Charlie’s drink had risen two inches. Somewhere in between the marriage predictions, Neil had made a deposit, ice and all. Charlie turned to face the stairwell that led to the restrooms and the employees’ locker room.

“Have you ever been in the employees’ room?” Charlie asked the Crumb.

“I don’t want to see that shit. The one time I saw Neil in his regular clothes, it freaked me out. It was just his Members Only jacket, but it didn’t seem right.”

“Do the employees have to exit up here, or is there a separate way?”

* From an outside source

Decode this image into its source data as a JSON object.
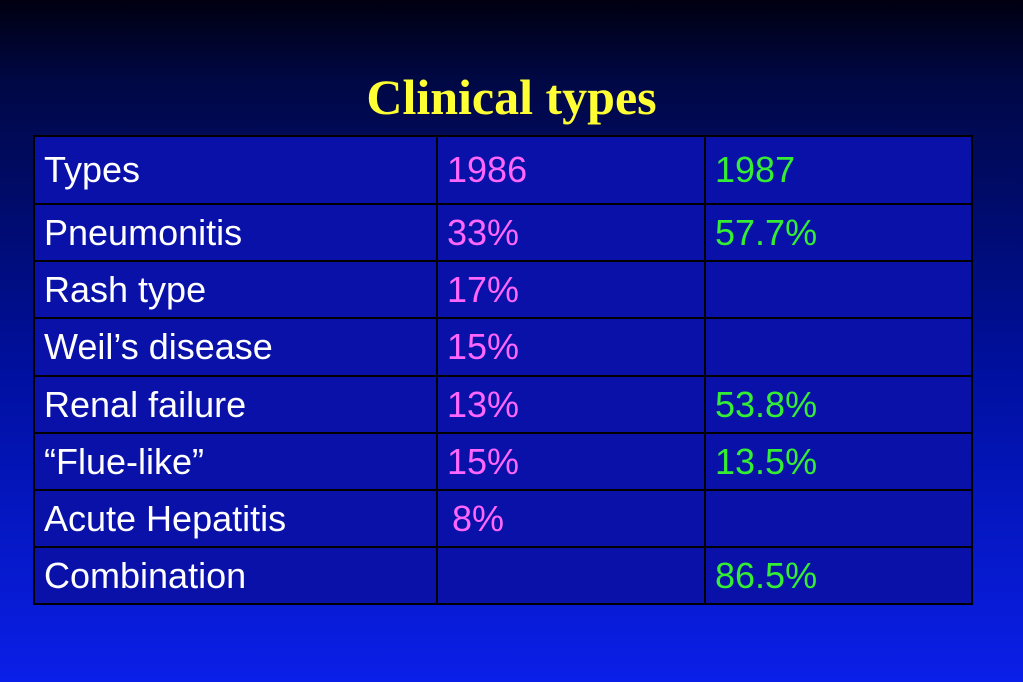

“Jesus, kid,” said the Crumb, sidling his stool away from the bar an inch at a time until there was room for his girth to rise and turn. “Trust me, this way is better.” He motioned to the front door. “When your time at the bar has ended, you get to go home, only a little poorer, and a little drunker. Bargain of the century: all this fun, pretty girls, Neil’s bullshit and his Neilisms. You get all that and you never have to sign your name to anything or anyone, unless you pay by credit card. You know how you fuck up that deal? By marrying the waitress or buying the joint. As for me? My home is a suite at the Radisson. Right on Arch Street near the museum, above the new TGI Friday’s. Probably stop in there for a last pop; they got a few cute girls working there. See, that’s what I’m saying, you have to spread your wings. Girls like Paula, they’re everywhere.”

Charlie’s attention was on the stairwell door. A faint red light emanated from below.

“Not like her,” he said, watching the light.

“Yeah, she likes her nature, you know, science magazines, and some days she doesn’t say too much, so those parts are different,” said the Crumb, “but when you turn off the lights, they’re all the same. Don’t let Tommy break your nose. He notches his belt when he breaks a nose. Probably has ten notches in that belt of his. Just ask Neil. Fucking Neil,” the Crumb said, and left.